Higher-order Locally Corrected Nystrom solution of the combined field integral equation based on geometric modelling with NURBS

Summary form only given. Higher-order (HO) methods for electromagnetic analysis are of high practical interest as they are exponentially more efficient than their low-order counterparts (Jeffrey, et.al., IEEE AP Mag. pp. 294-308, vol. 55, no. 3, June 2013). Such methods also can produce the same accuracy of solution with greatly reduced number of unknowns. The HO Method of Moments (MoM) and HO Locally Corrected Nystrom (LCN) method are two common techniques which yield such benefits. The former, however, is known to require prolonged system matrix fill times compared to that of the LCN method (Notaros, IEEE Trans.
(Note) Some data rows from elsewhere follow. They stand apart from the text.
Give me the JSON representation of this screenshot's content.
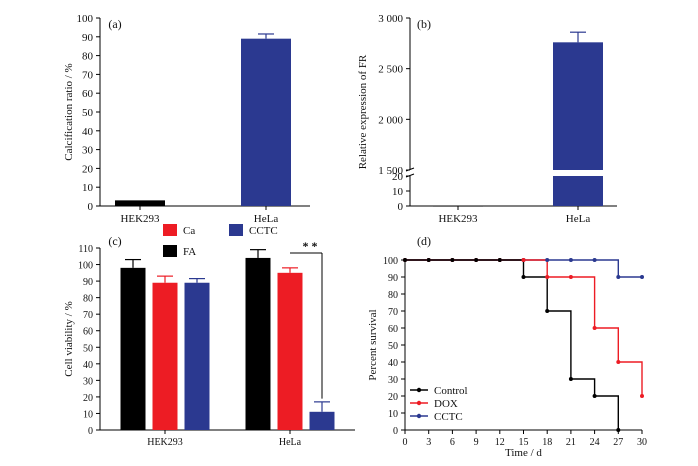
{
  "colors": {
    "blue": "#2b3990",
    "red": "#ed1c24",
    "black": "#000000",
    "axis": "#000000"
  },
  "chart_data": [
    {
      "panel_label": "(a)",
      "type": "bar",
      "categories": [
        "HEK293",
        "HeLa"
      ],
      "values": [
        3,
        89
      ],
      "errors": [
        0.4,
        2.5
      ],
      "bar_colors": [
        "#000000",
        "#2b3990"
      ],
      "ylabel": "Calcification ratio / %",
      "ylim": [
        0,
        100
      ],
      "yticks": [
        0,
        10,
        20,
        30,
        40,
        50,
        60,
        70,
        80,
        90,
        100
      ]
    },
    {
      "panel_label": "(b)",
      "type": "bar",
      "categories": [
        "HEK293",
        "HeLa"
      ],
      "values": [
        0.3,
        2760
      ],
      "errors": [
        0,
        100
      ],
      "bar_colors": [
        "#000000",
        "#2b3990"
      ],
      "ylabel": "Relative expression of FR",
      "axis_break": {
        "lower": [
          0,
          20
        ],
        "upper": [
          1500,
          3000
        ]
      },
      "yticks_lower": [
        0,
        10,
        20
      ],
      "yticks_upper": [
        1500,
        2000,
        2500,
        3000
      ],
      "ytick_labels_upper": [
        "1 500",
        "2 000",
        "2 500",
        "3 000"
      ]
    },
    {
      "panel_label": "(c)",
      "type": "bar",
      "categories": [
        "HEK293",
        "HeLa"
      ],
      "series": [
        {
          "name": "FA",
          "color": "#000000",
          "values": [
            98,
            104
          ],
          "errors": [
            5,
            5
          ]
        },
        {
          "name": "Ca",
          "color": "#ed1c24",
          "values": [
            89,
            95
          ],
          "errors": [
            4,
            3
          ]
        },
        {
          "name": "CCTC",
          "color": "#2b3990",
          "values": [
            89,
            11
          ],
          "errors": [
            2.5,
            6
          ]
        }
      ],
      "ylabel": "Cell viability / %",
      "ylim": [
        0,
        110
      ],
      "yticks": [
        0,
        10,
        20,
        30,
        40,
        50,
        60,
        70,
        80,
        90,
        100,
        110
      ],
      "annotation": "* *",
      "legend_position": "top"
    },
    {
      "panel_label": "(d)",
      "type": "line",
      "step": true,
      "xlabel": "Time / d",
      "ylabel": "Percent survival",
      "xlim": [
        0,
        30
      ],
      "ylim": [
        0,
        100
      ],
      "xticks": [
        0,
        3,
        6,
        9,
        12,
        15,
        18,
        21,
        24,
        27,
        30
      ],
      "yticks": [
        0,
        10,
        20,
        30,
        40,
        50,
        60,
        70,
        80,
        90,
        100
      ],
      "legend_position": "bottom-left",
      "series": [
        {
          "name": "Control",
          "color": "#000000",
          "x": [
            0,
            3,
            6,
            9,
            12,
            15,
            18,
            21,
            24,
            27
          ],
          "y": [
            100,
            100,
            100,
            100,
            100,
            90,
            70,
            30,
            20,
            0
          ]
        },
        {
          "name": "DOX",
          "color": "#ed1c24",
          "x": [
            0,
            3,
            6,
            9,
            12,
            15,
            18,
            21,
            24,
            27,
            30
          ],
          "y": [
            100,
            100,
            100,
            100,
            100,
            100,
            90,
            90,
            60,
            40,
            20
          ]
        },
        {
          "name": "CCTC",
          "color": "#2b3990",
          "x": [
            0,
            3,
            6,
            9,
            12,
            15,
            18,
            21,
            24,
            27,
            30
          ],
          "y": [
            100,
            100,
            100,
            100,
            100,
            100,
            100,
            100,
            100,
            90,
            90
          ]
        }
      ]
    }
  ]
}
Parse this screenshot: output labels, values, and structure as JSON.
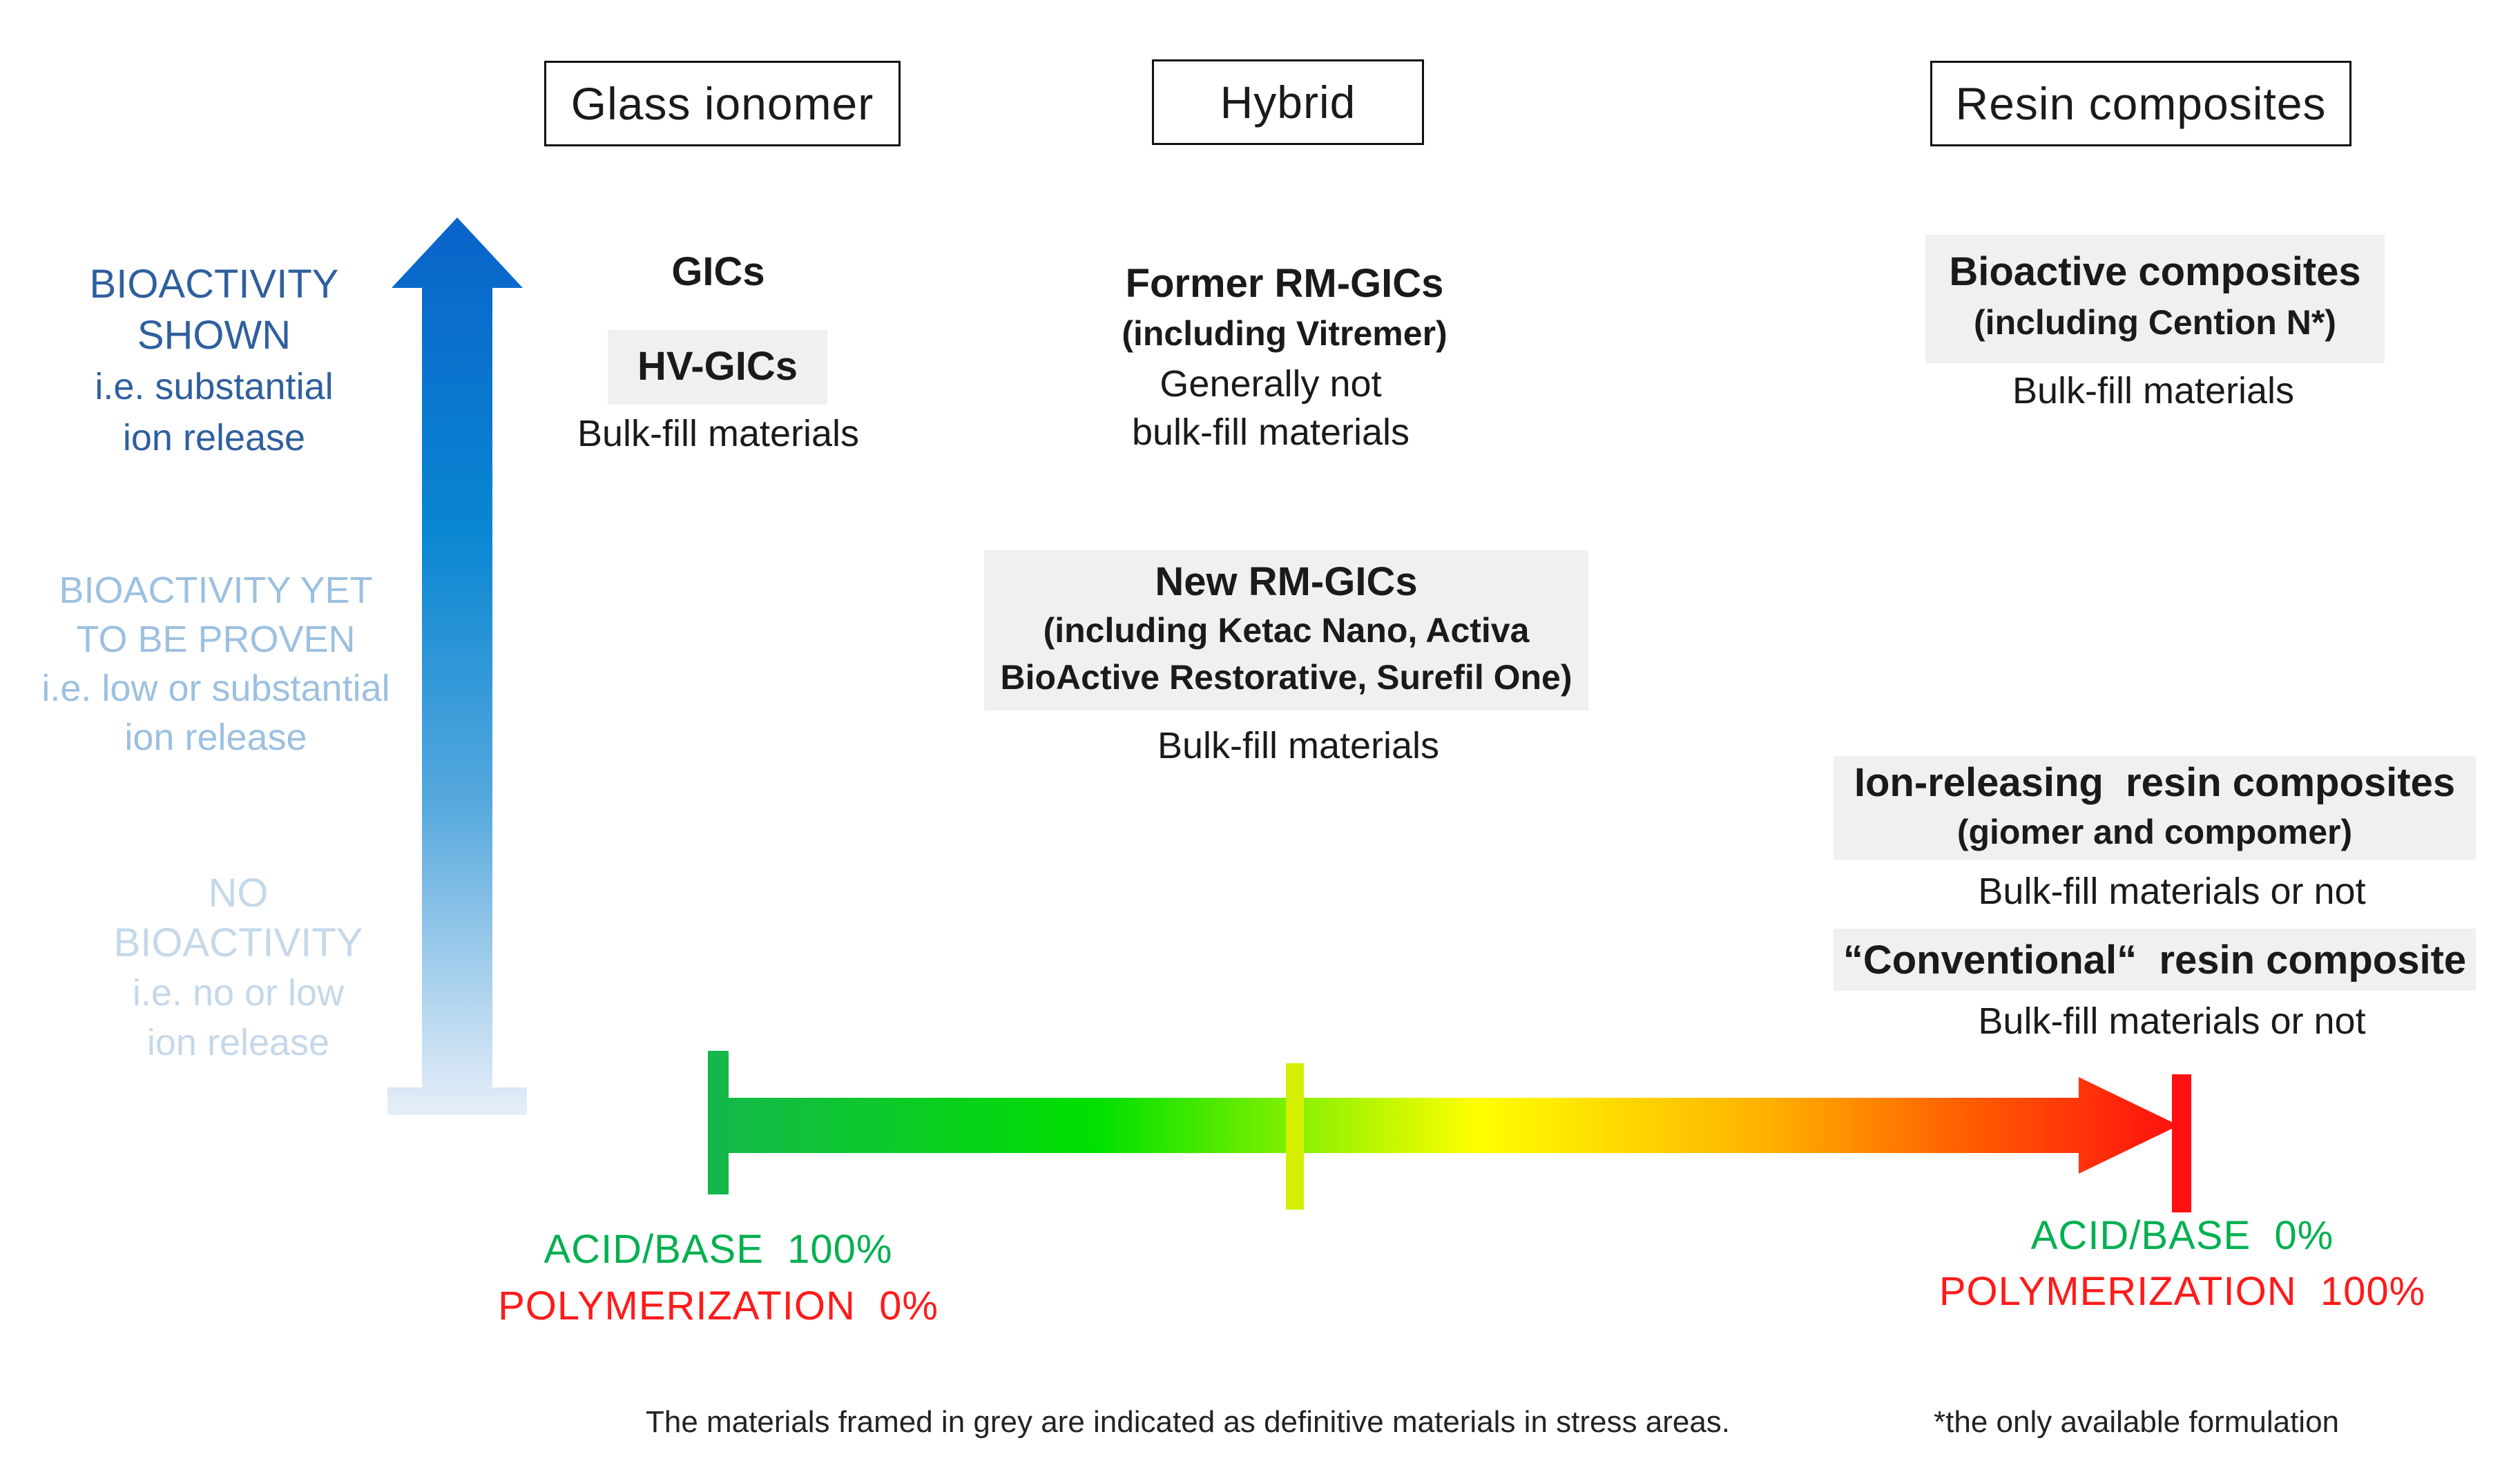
{
  "categories": {
    "glass_ionomer": "Glass ionomer",
    "hybrid": "Hybrid",
    "resin_composites": "Resin composites"
  },
  "bioactivity": {
    "shown": [
      "BIOACTIVITY",
      "SHOWN",
      "i.e. substantial",
      "ion release"
    ],
    "yet_to_be_proven": [
      "BIOACTIVITY YET",
      "TO BE PROVEN",
      "i.e. low or substantial",
      "ion release"
    ],
    "none": [
      "NO",
      "BIOACTIVITY",
      "i.e. no or low",
      "ion release"
    ]
  },
  "glass_ionomer": {
    "gics": "GICs",
    "hv_gics": "HV-GICs",
    "note": "Bulk-fill materials"
  },
  "hybrid": {
    "former_title": "Former RM-GICs",
    "former_sub": "(including Vitremer)",
    "former_note_1": "Generally not",
    "former_note_2": "bulk-fill materials",
    "new_title": "New RM-GICs",
    "new_sub_1": "(including Ketac Nano, Activa",
    "new_sub_2": "BioActive Restorative, Surefil One)",
    "new_note": "Bulk-fill materials"
  },
  "resin": {
    "bioactive_title": "Bioactive composites",
    "bioactive_sub": "(including Cention N*)",
    "bioactive_note": "Bulk-fill materials",
    "ion_title": "Ion-releasing  resin composites",
    "ion_sub": "(giomer and compomer)",
    "ion_note": "Bulk-fill materials or not",
    "conv_title": "“Conventional“  resin composite",
    "conv_note": "Bulk-fill materials or not"
  },
  "axis": {
    "left_acid": "ACID/BASE  100%",
    "left_poly": "POLYMERIZATION  0%",
    "right_acid": "ACID/BASE  0%",
    "right_poly": "POLYMERIZATION  100%"
  },
  "footnotes": {
    "grey_note": "The materials framed in grey are indicated as definitive materials in stress areas.",
    "star_note": "*the only available formulation"
  },
  "colors": {
    "bio_strong": "#2f5f9e",
    "bio_mid": "#9dc0e0",
    "bio_weak": "#c5d8ea",
    "acid_green": "#00b050",
    "poly_red": "#ff1a1a",
    "grey_frame": "#f0f0f0"
  }
}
Antennas Propag., 56, 2251-2276, 2008). Being an element-based method the HO MoM also renders acceleration techniques such as the multilevel fast multipole algorithm (MLFMA) to be less efficient than the point-based LCN method. For the above reasons MLFMA accelerated HO LCN method is a preferred approach to efficient error-controllable large-scale electromagnetic analysis (Jeffrey, et. al., IEEE AP Mag. pp. 294-308, vol. 55, no. 3, June 2013).In this work we show that the HO convergence to the true solution can be achieved in the LCN solution of CFIE only if a certain degree of geometry smoothness is preserved in the discretized model. Our numerical experiments show that the surface must exhibit continuity to at least first-order spatial derivatives. Surface discretizations leading to the discontinuity in first-order spatial derivatives produce infinite electromagnetic fields at the junctions between the mesh elements. This type of discontinuities is artificially introduced to a smooth surface when bilinear and interpolation curvilinear quadrilaterals are used to discretize the geometry. This calls for the introduction of NonUniform Rational B-Spline (NURBS) surfaces into HO-LCN since continuity of spatial derivatives of NURBS surfaces can be controlled. Furthermore since NURBS surfaces are usually a mixture of arbitrary sized quadrilateral and triangular- patches, we demonstrate that one can utilize quadrilateral quadrature rules on triangular patches as a special case of quadrilateral elements when one edge approaches zero.